When Saddam Hussein and his aides Awad Hamed al-Bandar and Barzan Ibrahim were hanged, many were upset that the killings were not done with “dignity.” They thought it unseemly and improper that some present at the execution hurled insults and taunted Hussein, or that his half-brother Ibrahim was decapitated in the process.
That’s like talking about icing without talking about the cake.
Here’s the cake: rendering Hussein or any human being defenseless and killing him. Imposing a violent death on a person is the greatest indignity of all; it makes name-calling or taunts pale in significance.
Can a state killing ever be done with dignity? This question was at the heart of my dialogue with Pope John Paul II in January 1997. I informed him of the U.S. Supreme Court statement in Furman v. Georgia, which claimed that executing human beings is not “inconsistent with our respect for the dignity of men.” And I told him how in accompanying the condemned to their deaths, most asked me to “pray that God holds up my legs.”
“How can one possibly subject human beings to torture and to death and yet respect their dignity?” I asked.
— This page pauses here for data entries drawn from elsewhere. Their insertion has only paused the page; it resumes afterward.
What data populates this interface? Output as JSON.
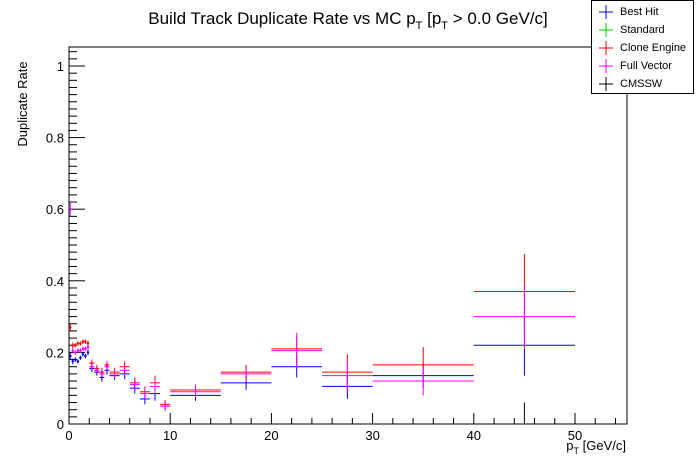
{
  "chart_data": {
    "type": "scatter",
    "title_main": "Build Track Duplicate Rate vs MC p",
    "title_sub1": "T",
    "title_mid": " [p",
    "title_sub2": "T",
    "title_end": " > 0.0 GeV/c]",
    "xlabel_main": "p",
    "xlabel_sub": "T",
    "xlabel_unit": " [GeV/c]",
    "ylabel": "Duplicate Rate",
    "xlim": [
      0,
      55
    ],
    "ylim": [
      0,
      1.05
    ],
    "x_ticks": [
      0,
      10,
      20,
      30,
      40,
      50
    ],
    "y_ticks": [
      0,
      0.2,
      0.4,
      0.6,
      0.8,
      1
    ],
    "x_tick_labels": [
      "0",
      "10",
      "20",
      "30",
      "40",
      "50"
    ],
    "y_tick_labels": [
      "0",
      "0.2",
      "0.4",
      "0.6",
      "0.8",
      "1"
    ],
    "legend": [
      {
        "name": "Best Hit",
        "color": "#0000ff"
      },
      {
        "name": "Standard",
        "color": "#00cc00"
      },
      {
        "name": "Clone Engine",
        "color": "#ff0000"
      },
      {
        "name": "Full Vector",
        "color": "#ff00ff"
      },
      {
        "name": "CMSSW",
        "color": "#000000"
      }
    ],
    "series": [
      {
        "name": "Best Hit",
        "color": "#0000ff",
        "points": [
          {
            "x": 0.125,
            "xerr": 0.125,
            "y": 0.19,
            "yerr": 0.01
          },
          {
            "x": 0.375,
            "xerr": 0.125,
            "y": 0.175,
            "yerr": 0.008
          },
          {
            "x": 0.625,
            "xerr": 0.125,
            "y": 0.18,
            "yerr": 0.006
          },
          {
            "x": 0.875,
            "xerr": 0.125,
            "y": 0.175,
            "yerr": 0.006
          },
          {
            "x": 1.125,
            "xerr": 0.125,
            "y": 0.185,
            "yerr": 0.006
          },
          {
            "x": 1.375,
            "xerr": 0.125,
            "y": 0.195,
            "yerr": 0.006
          },
          {
            "x": 1.625,
            "xerr": 0.125,
            "y": 0.19,
            "yerr": 0.006
          },
          {
            "x": 1.875,
            "xerr": 0.125,
            "y": 0.2,
            "yerr": 0.008
          },
          {
            "x": 2.25,
            "xerr": 0.25,
            "y": 0.155,
            "yerr": 0.01
          },
          {
            "x": 2.75,
            "xerr": 0.25,
            "y": 0.145,
            "yerr": 0.01
          },
          {
            "x": 3.25,
            "xerr": 0.25,
            "y": 0.13,
            "yerr": 0.012
          },
          {
            "x": 3.75,
            "xerr": 0.25,
            "y": 0.15,
            "yerr": 0.012
          },
          {
            "x": 4.5,
            "xerr": 0.5,
            "y": 0.135,
            "yerr": 0.012
          },
          {
            "x": 5.5,
            "xerr": 0.5,
            "y": 0.14,
            "yerr": 0.015
          },
          {
            "x": 6.5,
            "xerr": 0.5,
            "y": 0.1,
            "yerr": 0.015
          },
          {
            "x": 7.5,
            "xerr": 0.5,
            "y": 0.07,
            "yerr": 0.015
          },
          {
            "x": 8.5,
            "xerr": 0.5,
            "y": 0.085,
            "yerr": 0.02
          },
          {
            "x": 9.5,
            "xerr": 0.5,
            "y": 0.05,
            "yerr": 0.012
          },
          {
            "x": 12.5,
            "xerr": 2.5,
            "y": 0.08,
            "yerr": 0.015
          },
          {
            "x": 17.5,
            "xerr": 2.5,
            "y": 0.115,
            "yerr": 0.02
          },
          {
            "x": 22.5,
            "xerr": 2.5,
            "y": 0.16,
            "yerr": 0.03
          },
          {
            "x": 27.5,
            "xerr": 2.5,
            "y": 0.105,
            "yerr": 0.035
          },
          {
            "x": 35,
            "xerr": 5,
            "y": 0.135,
            "yerr": 0.035
          },
          {
            "x": 45,
            "xerr": 5,
            "y": 0.22,
            "yerr": 0.085
          }
        ]
      },
      {
        "name": "Clone Engine",
        "color": "#ff0000",
        "points": [
          {
            "x": 0.125,
            "xerr": 0.125,
            "y": 0.27,
            "yerr": 0.012
          },
          {
            "x": 0.375,
            "xerr": 0.125,
            "y": 0.22,
            "yerr": 0.008
          },
          {
            "x": 0.625,
            "xerr": 0.125,
            "y": 0.22,
            "yerr": 0.006
          },
          {
            "x": 0.875,
            "xerr": 0.125,
            "y": 0.225,
            "yerr": 0.006
          },
          {
            "x": 1.125,
            "xerr": 0.125,
            "y": 0.225,
            "yerr": 0.006
          },
          {
            "x": 1.375,
            "xerr": 0.125,
            "y": 0.23,
            "yerr": 0.006
          },
          {
            "x": 1.625,
            "xerr": 0.125,
            "y": 0.23,
            "yerr": 0.006
          },
          {
            "x": 1.875,
            "xerr": 0.125,
            "y": 0.225,
            "yerr": 0.008
          },
          {
            "x": 2.25,
            "xerr": 0.25,
            "y": 0.17,
            "yerr": 0.01
          },
          {
            "x": 2.75,
            "xerr": 0.25,
            "y": 0.155,
            "yerr": 0.01
          },
          {
            "x": 3.25,
            "xerr": 0.25,
            "y": 0.145,
            "yerr": 0.012
          },
          {
            "x": 3.75,
            "xerr": 0.25,
            "y": 0.165,
            "yerr": 0.012
          },
          {
            "x": 4.5,
            "xerr": 0.5,
            "y": 0.145,
            "yerr": 0.012
          },
          {
            "x": 5.5,
            "xerr": 0.5,
            "y": 0.16,
            "yerr": 0.015
          },
          {
            "x": 6.5,
            "xerr": 0.5,
            "y": 0.115,
            "yerr": 0.015
          },
          {
            "x": 7.5,
            "xerr": 0.5,
            "y": 0.09,
            "yerr": 0.015
          },
          {
            "x": 8.5,
            "xerr": 0.5,
            "y": 0.115,
            "yerr": 0.02
          },
          {
            "x": 9.5,
            "xerr": 0.5,
            "y": 0.055,
            "yerr": 0.012
          },
          {
            "x": 12.5,
            "xerr": 2.5,
            "y": 0.095,
            "yerr": 0.015
          },
          {
            "x": 17.5,
            "xerr": 2.5,
            "y": 0.145,
            "yerr": 0.02
          },
          {
            "x": 22.5,
            "xerr": 2.5,
            "y": 0.21,
            "yerr": 0.035
          },
          {
            "x": 27.5,
            "xerr": 2.5,
            "y": 0.145,
            "yerr": 0.05
          },
          {
            "x": 35,
            "xerr": 5,
            "y": 0.165,
            "yerr": 0.05
          },
          {
            "x": 45,
            "xerr": 5,
            "y": 0.37,
            "yerr": 0.105
          }
        ]
      },
      {
        "name": "Full Vector",
        "color": "#ff00ff",
        "points": [
          {
            "x": 0.125,
            "xerr": 0.125,
            "y": 0.6,
            "yerr": 0.02
          },
          {
            "x": 0.375,
            "xerr": 0.125,
            "y": 0.205,
            "yerr": 0.008
          },
          {
            "x": 0.625,
            "xerr": 0.125,
            "y": 0.2,
            "yerr": 0.006
          },
          {
            "x": 0.875,
            "xerr": 0.125,
            "y": 0.205,
            "yerr": 0.006
          },
          {
            "x": 1.125,
            "xerr": 0.125,
            "y": 0.205,
            "yerr": 0.006
          },
          {
            "x": 1.375,
            "xerr": 0.125,
            "y": 0.21,
            "yerr": 0.006
          },
          {
            "x": 1.625,
            "xerr": 0.125,
            "y": 0.21,
            "yerr": 0.006
          },
          {
            "x": 1.875,
            "xerr": 0.125,
            "y": 0.215,
            "yerr": 0.008
          },
          {
            "x": 2.25,
            "xerr": 0.25,
            "y": 0.16,
            "yerr": 0.01
          },
          {
            "x": 2.75,
            "xerr": 0.25,
            "y": 0.15,
            "yerr": 0.01
          },
          {
            "x": 3.25,
            "xerr": 0.25,
            "y": 0.14,
            "yerr": 0.012
          },
          {
            "x": 3.75,
            "xerr": 0.25,
            "y": 0.16,
            "yerr": 0.012
          },
          {
            "x": 4.5,
            "xerr": 0.5,
            "y": 0.14,
            "yerr": 0.012
          },
          {
            "x": 5.5,
            "xerr": 0.5,
            "y": 0.15,
            "yerr": 0.015
          },
          {
            "x": 6.5,
            "xerr": 0.5,
            "y": 0.11,
            "yerr": 0.015
          },
          {
            "x": 7.5,
            "xerr": 0.5,
            "y": 0.085,
            "yerr": 0.015
          },
          {
            "x": 8.5,
            "xerr": 0.5,
            "y": 0.105,
            "yerr": 0.02
          },
          {
            "x": 9.5,
            "xerr": 0.5,
            "y": 0.05,
            "yerr": 0.012
          },
          {
            "x": 12.5,
            "xerr": 2.5,
            "y": 0.09,
            "yerr": 0.015
          },
          {
            "x": 17.5,
            "xerr": 2.5,
            "y": 0.14,
            "yerr": 0.02
          },
          {
            "x": 22.5,
            "xerr": 2.5,
            "y": 0.205,
            "yerr": 0.05
          },
          {
            "x": 27.5,
            "xerr": 2.5,
            "y": 0.135,
            "yerr": 0.04
          },
          {
            "x": 35,
            "xerr": 5,
            "y": 0.12,
            "yerr": 0.04
          },
          {
            "x": 45,
            "xerr": 5,
            "y": 0.3,
            "yerr": 0.09
          }
        ]
      },
      {
        "name": "CMSSW",
        "color": "#000000",
        "points": [
          {
            "x": 45,
            "xerr": 0,
            "y": 0,
            "yerr": 0.06
          }
        ]
      }
    ]
  }
}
The pope responded publicly when he visited St. Louis in 1999 and said: “A sign of hope is the increasing recognition that the dignity of human life must never be taken away, even in the case of someone who has done great evil.” He then renewed his call for the abolition of the death penalty, which, he said, “is both cruel and unnecessary.”
Even for Saddam Hussein.
The response to Hussein’s execution from Vatican officials has been unequivocal in their condemnation. “There is no doubt,” said Cardinal Renato Martino, president of the Pontifical Council for Justice and Peace, “that Saddam was a ruthless dictator responsible for hundreds of deaths. But one does not compensate for one crime with another crime. The church proclaims that human life is to be protected from conception to natural death. The death penalty is not a natural death.” Cardinal Martino said it was not morally licit for anyone, “not even the state,” to kill another person.
Hussein’s hanging was “tragic news,” said Vatican spokesman Federico Lombardi. He went on to say: “This is a reason for sadness even if this is about a person who is guilty of serious crimes. The position of the Catholic church, which is against the death penalty whatever the circumstances, needs to be repeated again: There is a risk that [the hanging] feeds the spirit of vengeance and plants the seeds for fresh violence.”
Since 9/11, we have seen time and again the operation of this cycle of vengeance and violence. When will we ever learn?
Sister Helen Prejean is a member of the Sisters of St. Joseph of Medaille and a prominent anti-death penalty advocate whose work was featured in the film Dead Man Walking. Her most recent book is The Death of Innocents: An Eyewitness Account of Wrongful Executions.